La Constitution de 1999 a été révisée deux fois en 2010, après plus de dix ans de discussions nationales sur les réformes constitutionnelles. Après les élections de 2007, considérées comme les pires de l’histoire du pays [6], feu le président Yar’Adua a mis en place un Comité de réforme électorale (Electoral Reform Committee, ERC), chargé d’examiner l’histoire électorale du Nigeria ainsi que son cadre juridique et institutionnel relatif à la conduite des élections afin d’émettre des propositions de réforme. L’ERC a lancé une vaste consultation et reçu 1 466 notes. Son rapport, présenté en 2008, a été largement accepté comme le reflet de l’opinion des Nigérians sur la réforme électorale. Il a également exercé une profonde influence sur les réformes constitutionnelles et électorales qui ont précédé les élections de 2011. Dans son analyse approfondie des enjeux de la gouvernance électorale au Nigeria, l’ERC, observant que l’INEC était une institution surchargée, a proposé de créer trois autres institutions pour partager ses responsabilités. Il a également suggéré de déléguer les compétences du président en matière de nomination des membres de l’INEC au Conseil judiciaire national, en recommandant à cette fin un processus ouvert. Dans le cadre de son rapport, l’ERC soumettait cinq propositions de loi visant à réviser différents aspects du processus électoral nigérian, dont trois destinées à décharger et restructurer l’INEC.

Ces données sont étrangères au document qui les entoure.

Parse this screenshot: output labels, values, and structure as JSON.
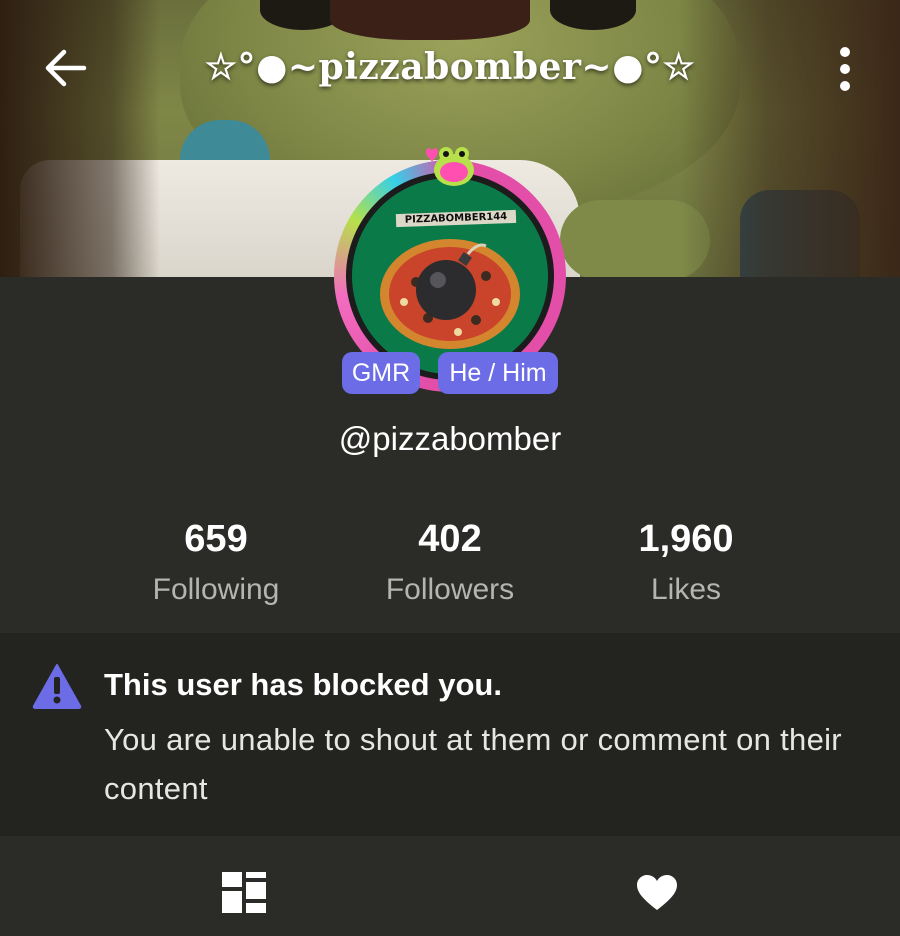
{
  "header": {
    "back_icon": "arrow-left-icon",
    "title": "☆°●~pizzabomber~●°☆",
    "menu_icon": "more-vertical-icon"
  },
  "profile": {
    "avatar_text": "PIZZABOMBER144",
    "tags": [
      "GMR",
      "He / Him"
    ],
    "username": "@pizzabomber"
  },
  "stats": [
    {
      "value": "659",
      "label": "Following"
    },
    {
      "value": "402",
      "label": "Followers"
    },
    {
      "value": "1,960",
      "label": "Likes"
    }
  ],
  "notice": {
    "icon": "warning-triangle-icon",
    "title": "This user has blocked you.",
    "description": "You are unable to shout at them or comment on their content"
  },
  "tabs": [
    {
      "icon": "dashboard-grid-icon"
    },
    {
      "icon": "heart-icon"
    }
  ],
  "colors": {
    "background": "#2b2c28",
    "notice_bg": "#232320",
    "tag_bg": "#6b6ce6",
    "warning_icon": "#6b6ce6",
    "stat_label": "#b4b4b0"
  }
}
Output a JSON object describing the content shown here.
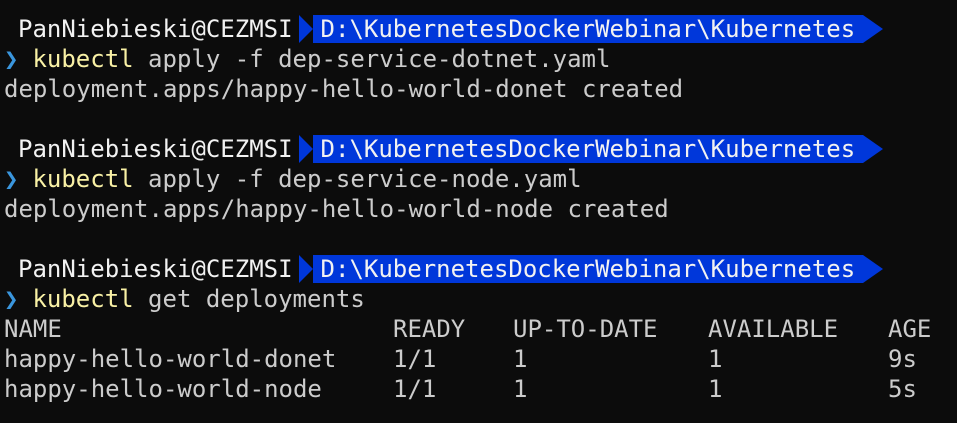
{
  "prompt": {
    "user": "PanNiebieski@CEZMSI",
    "path": "D:\\KubernetesDockerWebinar\\Kubernetes",
    "chevron": "❯"
  },
  "blocks": [
    {
      "command": {
        "name": "kubectl",
        "args": " apply -f dep-service-dotnet.yaml"
      },
      "output": "deployment.apps/happy-hello-world-donet created"
    },
    {
      "command": {
        "name": "kubectl",
        "args": " apply -f dep-service-node.yaml"
      },
      "output": "deployment.apps/happy-hello-world-node created"
    },
    {
      "command": {
        "name": "kubectl",
        "args": " get deployments"
      }
    }
  ],
  "deployments_table": {
    "headers": [
      "NAME",
      "READY",
      "UP-TO-DATE",
      "AVAILABLE",
      "AGE"
    ],
    "rows": [
      [
        "happy-hello-world-donet",
        "1/1",
        "1",
        "1",
        "9s"
      ],
      [
        "happy-hello-world-node",
        "1/1",
        "1",
        "1",
        "5s"
      ]
    ]
  },
  "colors": {
    "background": "#0c0c0c",
    "foreground": "#cccccc",
    "path_segment": "#0037da",
    "command": "#f9f1a5",
    "chevron": "#3a96dd"
  }
}
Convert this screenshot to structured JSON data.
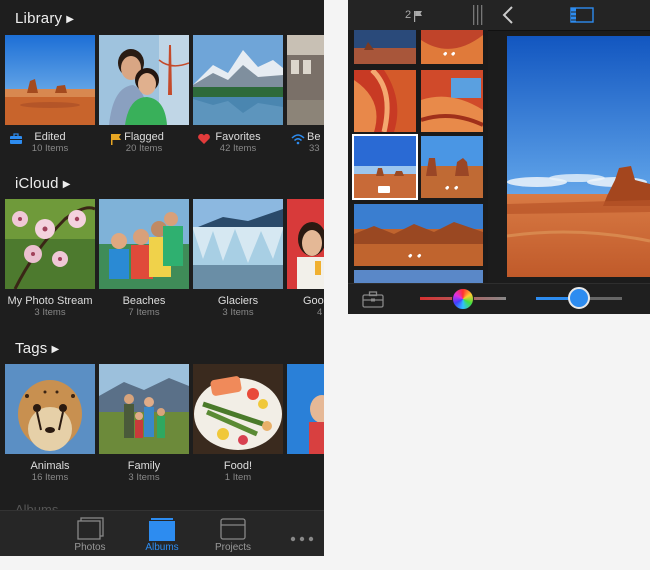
{
  "library": {
    "title": "Library",
    "items": [
      {
        "label": "Edited",
        "count": "10 Items",
        "icon": "toolbox-icon"
      },
      {
        "label": "Flagged",
        "count": "20 Items",
        "icon": "flag-icon"
      },
      {
        "label": "Favorites",
        "count": "42 Items",
        "icon": "heart-icon"
      },
      {
        "label": "Be",
        "count": "33",
        "icon": "wifi-icon"
      }
    ]
  },
  "icloud": {
    "title": "iCloud",
    "items": [
      {
        "label": "My Photo Stream",
        "count": "3 Items"
      },
      {
        "label": "Beaches",
        "count": "7 Items"
      },
      {
        "label": "Glaciers",
        "count": "3 Items"
      },
      {
        "label": "Good",
        "count": "4"
      }
    ]
  },
  "tags": {
    "title": "Tags",
    "items": [
      {
        "label": "Animals",
        "count": "16 Items"
      },
      {
        "label": "Family",
        "count": "3 Items"
      },
      {
        "label": "Food!",
        "count": "1 Item"
      },
      {
        "label": "",
        "count": ""
      }
    ]
  },
  "albums_peek": "Albums",
  "tabbar": {
    "tabs": [
      {
        "label": "Photos",
        "icon": "photos-icon"
      },
      {
        "label": "Albums",
        "icon": "albums-icon",
        "active": true
      },
      {
        "label": "Projects",
        "icon": "projects-icon"
      },
      {
        "label": "",
        "icon": "more-icon"
      }
    ]
  },
  "editor": {
    "flag_count": "2",
    "hue_slider_value": 0.38,
    "brightness_slider_value": 0.49
  },
  "colors": {
    "accent": "#2d8cf0",
    "panel_bg": "#1e1e1e",
    "flag": "#e8a623",
    "heart": "#e23b3b"
  }
}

Bien que le pouvoir exécutif n’ait pas entièrement adopté le contenu du rapport de l’ERC, le document a néanmoins donné le ton des délibérations nationales autour des réformes constitutionnelles et électorales qui ont précédé les élections de 2011. En 2010, l’exécutif a rédigé et présenté à l’Assemblée nationale une proposition de révision de la Constitution de 1999. Bien qu’il y ait dans tout processus de révision constitutionnelle différentes questions nationales pressantes à aborder, les affaires électorales ont été traitées en priorité. La première révision de la Constitution de 1999 a établi l’autonomie financière de l’INEC, avec le prélèvement de son budget et de la rémunération de son président et de ses membres sur le fonds consolidé. La neutralité et l’impartialité des membres des commissions ont également été inscrites dans les révisions, ainsi que le calendrier électoral, la compétence des tribunaux en matière de demandes d’invalidation, la composition des tribunaux compétents en matière de demande d’invalidation et les délais de décision dans ce domaine [7]. La deuxième proposition de révision constitutionnelle impliquait un réexamen des nouveaux calendriers d’organisation des élections nationales[8].
Structure institutionnelle
Le Nigeria repose sur un système de gouvernement fédéral à trois échelons, avec un Parlement bicaméral. Le premier échelon est le niveau fédéral, le deuxième est celui des États (le pays compte 36 États, auxquels s’ajoute le territoire de la capitale fédérale) et le troisième est composé de 774 collectivités locales. Chaque échelon de gouvernement possède une branche exécutive et une branche législative : les Chambres d’assemblée pour les États et les Conseils de collectivité locale au niveau local. Les élections au niveau de la fédération et des États sont organisées par l’INEC, tandis que les élections locales dépendent des SIEC. Le pays est divisé à des fins administratives en six régions géopolitiques qui jouent un rôle central dans la vie politique nigériane.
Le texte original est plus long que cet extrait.